SoftBank, in Tokyo, is interested in investing in Legendary Pictures, the Burbank production house behind “The Dark Knight” and “Hangover” franchises, according to entertainment trade publication Hollywood Reporter.
Talks between Legendary and SoftBank have taken place for several weeks and are operating on a separate track from the offer SoftBank made for DreamWorks Animation in Glendale, according to the Reporter.
A deal with Legendary would give SoftBank a significant investment but not a majority stake in the company, the story noted. Legendary has declined to comment on the reports.
Meanwhile, talks between SoftBank and DreamWorks have cooled over an offer valued at $3.4 billion, or $32 a share, sources have told several media outlets. It’s unclear why the negotiations have stalled, but there is speculation it may be over price demands by DreamWorks co-founder and Chief Executive Jeffrey Katzenberg.

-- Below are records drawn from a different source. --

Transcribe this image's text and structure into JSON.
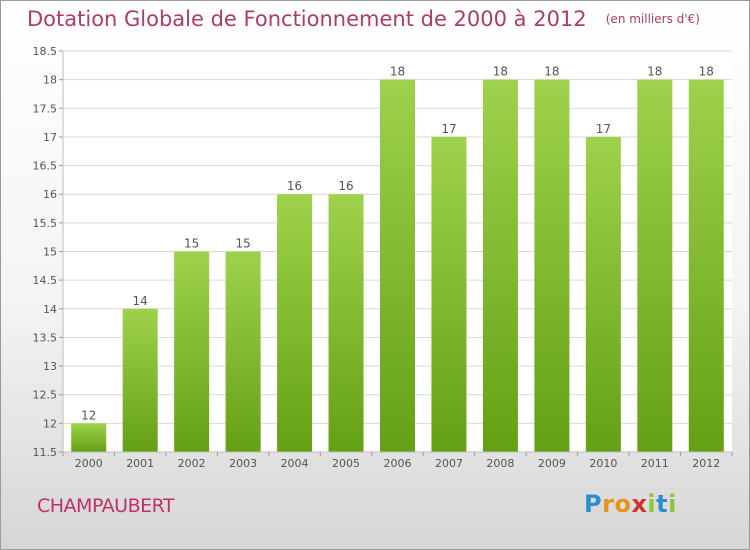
{
  "chart_data": {
    "type": "bar",
    "title": "Dotation Globale de Fonctionnement de 2000 à 2012",
    "unit": "(en milliers d'€)",
    "xlabel": "",
    "ylabel": "",
    "categories": [
      "2000",
      "2001",
      "2002",
      "2003",
      "2004",
      "2005",
      "2006",
      "2007",
      "2008",
      "2009",
      "2010",
      "2011",
      "2012"
    ],
    "values": [
      12,
      14,
      15,
      15,
      16,
      16,
      18,
      17,
      18,
      18,
      17,
      18,
      18
    ],
    "data_labels": [
      "12",
      "14",
      "15",
      "15",
      "16",
      "16",
      "18",
      "17",
      "18",
      "18",
      "17",
      "18",
      "18"
    ],
    "ylim": [
      11.5,
      18.5
    ],
    "yticks": [
      11.5,
      12,
      12.5,
      13,
      13.5,
      14,
      14.5,
      15,
      15.5,
      16,
      16.5,
      17,
      17.5,
      18,
      18.5
    ],
    "ytick_labels": [
      "11.5",
      "12",
      "12.5",
      "13",
      "13.5",
      "14",
      "14.5",
      "15",
      "15.5",
      "16",
      "16.5",
      "17",
      "17.5",
      "18",
      "18.5"
    ],
    "grid": true,
    "legend": "none",
    "colors": {
      "bar_light": "#9fd24c",
      "bar_dark": "#64a014",
      "title": "#b03a6a",
      "grid": "#d9d9d9",
      "axis_text": "#555555"
    }
  },
  "footer": {
    "commune": "CHAMPAUBERT",
    "logo_letters": [
      "P",
      "r",
      "o",
      "x",
      "i",
      "t",
      "i"
    ],
    "logo_colors": [
      "#2a8ecf",
      "#e8921c",
      "#e8921c",
      "#d2312f",
      "#8cc63f",
      "#2a8ecf",
      "#8cc63f"
    ]
  }
}
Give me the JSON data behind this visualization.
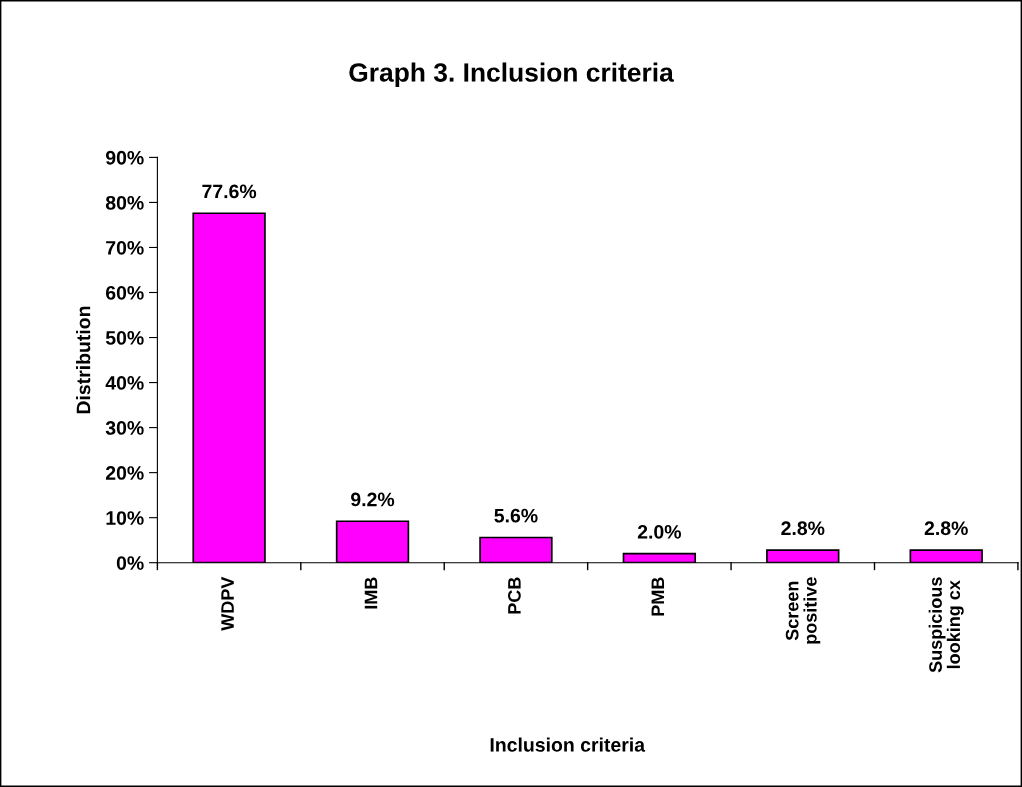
{
  "chart_data": {
    "type": "bar",
    "title": "Graph 3. Inclusion criteria",
    "xlabel": "Inclusion criteria",
    "ylabel": "Distribution",
    "categories": [
      "WDPV",
      "IMB",
      "PCB",
      "PMB",
      "Screen\npositive",
      "Suspicious\nlooking cx"
    ],
    "values": [
      77.6,
      9.2,
      5.6,
      2.0,
      2.8,
      2.8
    ],
    "value_labels": [
      "77.6%",
      "9.2%",
      "5.6%",
      "2.0%",
      "2.8%",
      "2.8%"
    ],
    "color": "#ff00ff",
    "ylim": [
      0,
      90
    ],
    "yticks": [
      {
        "value": 0,
        "label": "0%"
      },
      {
        "value": 10,
        "label": "10%"
      },
      {
        "value": 20,
        "label": "20%"
      },
      {
        "value": 30,
        "label": "30%"
      },
      {
        "value": 40,
        "label": "40%"
      },
      {
        "value": 50,
        "label": "50%"
      },
      {
        "value": 60,
        "label": "60%"
      },
      {
        "value": 70,
        "label": "70%"
      },
      {
        "value": 80,
        "label": "80%"
      },
      {
        "value": 90,
        "label": "90%"
      }
    ],
    "grid": false,
    "legend": false
  }
}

The deal's reported loss of momentum was reflected in DreamWorks' share price, which on Monday rose $5.82 to close at $28.18. The Nasdaq stock was last at that price in early June, but still below a 52-week high of $36.01 hit in December. On Tuesday, shares fell 91 cents, or more than 3 percent, to $27.17.
The DreamWorks board was said to have met on Thursday night to discuss the offer, which would have Katzenberg sign a five-year contract to stay with the company. DreamWorks has declined to comment on the reports.

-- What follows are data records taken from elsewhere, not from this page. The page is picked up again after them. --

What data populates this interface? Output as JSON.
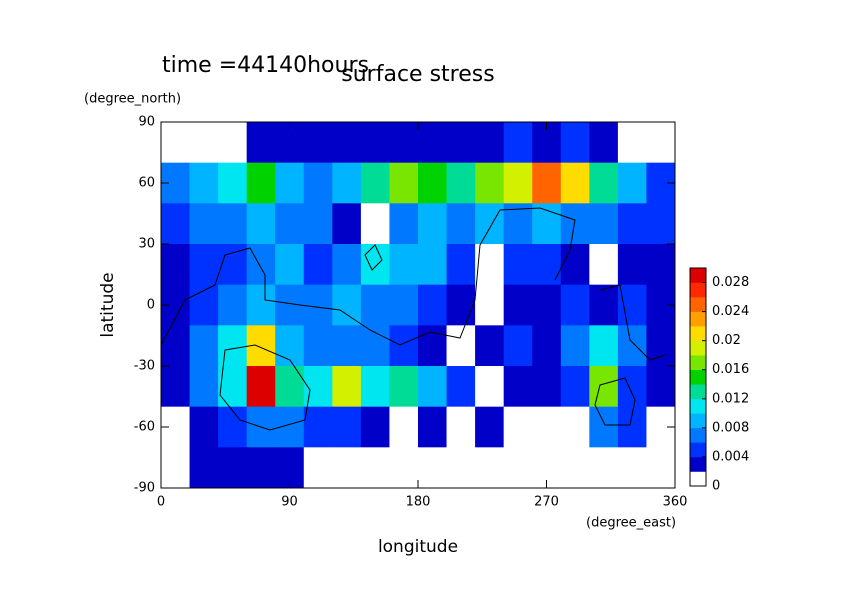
{
  "chart_data": {
    "type": "contour",
    "title": "surface stress",
    "subtitle": "time =44140hours",
    "xlabel": "longitude",
    "xunit": "(degree_east)",
    "ylabel": "latitude",
    "yunit": "(degree_north)",
    "xlim": [
      0,
      360
    ],
    "xticks": [
      0,
      90,
      180,
      270,
      360
    ],
    "ylim": [
      -90,
      90
    ],
    "yticks": [
      -90,
      -60,
      -30,
      0,
      30,
      60,
      90
    ],
    "x": [
      10,
      30,
      50,
      70,
      90,
      110,
      130,
      150,
      170,
      190,
      210,
      230,
      250,
      270,
      290,
      310,
      330,
      350
    ],
    "y": [
      80,
      60,
      40,
      20,
      0,
      -20,
      -40,
      -60,
      -80
    ],
    "z": [
      [
        0.001,
        0.001,
        0.001,
        0.003,
        0.003,
        0.003,
        0.003,
        0.003,
        0.003,
        0.003,
        0.003,
        0.003,
        0.004,
        0.003,
        0.004,
        0.003,
        0.001,
        0.001
      ],
      [
        0.006,
        0.008,
        0.01,
        0.014,
        0.008,
        0.006,
        0.008,
        0.012,
        0.016,
        0.014,
        0.012,
        0.016,
        0.018,
        0.024,
        0.02,
        0.012,
        0.008,
        0.004
      ],
      [
        0.004,
        0.006,
        0.006,
        0.008,
        0.006,
        0.006,
        0.003,
        0.001,
        0.006,
        0.008,
        0.006,
        0.008,
        0.006,
        0.008,
        0.006,
        0.006,
        0.004,
        0.004
      ],
      [
        0.002,
        0.004,
        0.004,
        0.006,
        0.008,
        0.004,
        0.006,
        0.01,
        0.008,
        0.008,
        0.004,
        0.001,
        0.004,
        0.004,
        0.003,
        0.001,
        0.003,
        0.002
      ],
      [
        0.003,
        0.004,
        0.006,
        0.008,
        0.006,
        0.006,
        0.008,
        0.006,
        0.006,
        0.004,
        0.003,
        0.001,
        0.003,
        0.002,
        0.004,
        0.003,
        0.004,
        0.003
      ],
      [
        0.003,
        0.006,
        0.01,
        0.02,
        0.008,
        0.006,
        0.006,
        0.006,
        0.004,
        0.002,
        0.001,
        0.002,
        0.004,
        0.003,
        0.006,
        0.01,
        0.006,
        0.003
      ],
      [
        0.002,
        0.006,
        0.01,
        0.028,
        0.012,
        0.01,
        0.018,
        0.01,
        0.012,
        0.008,
        0.004,
        0.001,
        0.003,
        0.002,
        0.004,
        0.016,
        0.004,
        0.002
      ],
      [
        0.001,
        0.002,
        0.004,
        0.006,
        0.006,
        0.004,
        0.004,
        0.002,
        0.001,
        0.003,
        0.001,
        0.003,
        0.001,
        0.001,
        0.001,
        0.006,
        0.004,
        0.001
      ],
      [
        0.001,
        0.002,
        0.002,
        0.002,
        0.002,
        0.001,
        0.001,
        0.001,
        0.001,
        0.001,
        0.001,
        0.001,
        0.001,
        0.001,
        0.001,
        0.001,
        0.001,
        0.001
      ]
    ],
    "zlim": [
      0,
      0.03
    ],
    "zticks": [
      0,
      0.004,
      0.008,
      0.012,
      0.016,
      0.02,
      0.024,
      0.028
    ],
    "colors": [
      "#ffffff",
      "#0000c8",
      "#0032ff",
      "#0078ff",
      "#00b4ff",
      "#00e6f0",
      "#00dc96",
      "#00d200",
      "#78e600",
      "#d2f000",
      "#ffdc00",
      "#ffa000",
      "#ff6400",
      "#ff2800",
      "#dc0000"
    ]
  }
}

SoftBank was established in 1981 and is a majority owner in U.S. telecom company Sprint Nextel Corp., and has e-commerce, technology services, media and marketing businesses. It recently dropped a bid to buy cellular telephone company T-Mobile amid opposition from regulators.
The potential sale follows DreamWorks’ recent box office hit “How to Train Your Dragon 2,” but previously the studio had a string of box office bombs that prompted write-downs, layoffs and a decline in the stock price, which topped $35 a share last December.
The studio has taken a total of $158 million in write-downs on the 2014 release “Mr. Peabody and Sherman," the 2013 release “Turbo” and 2012’s “Rise of the Guardians.”
However, the studio also has moved aggressively to diversify its business, producing animated shows exclusively for Netflix Inc. and acquiring YouTube network AwesomenessTV. It also formed a joint venture with three Chinese companies to build the Dream Center entertainment and cultural complex in Shanghai, where it is collaborating on a film studio, new media and consumer products.
DreamWorks Animation was founded in 1994 as the animation portion of the DreamWorks studio started by Katzenberg, film director Steven Spielberg and media mogul David Geffen. The studio found first success with the green ogre Shrek in a series of films. Later successful franchises included “Madagascar,” “Kung Fu Panda” and “How to Train Your Dragon.”
The company was spun off in 2004 and distributes its films through 20th Century Fox. Despite its recent troubles, DreamWorks has become a significant Hollywood studio, reporting just over $700 million revenue last year. It recorded a $15.4 million loss in the second quarter.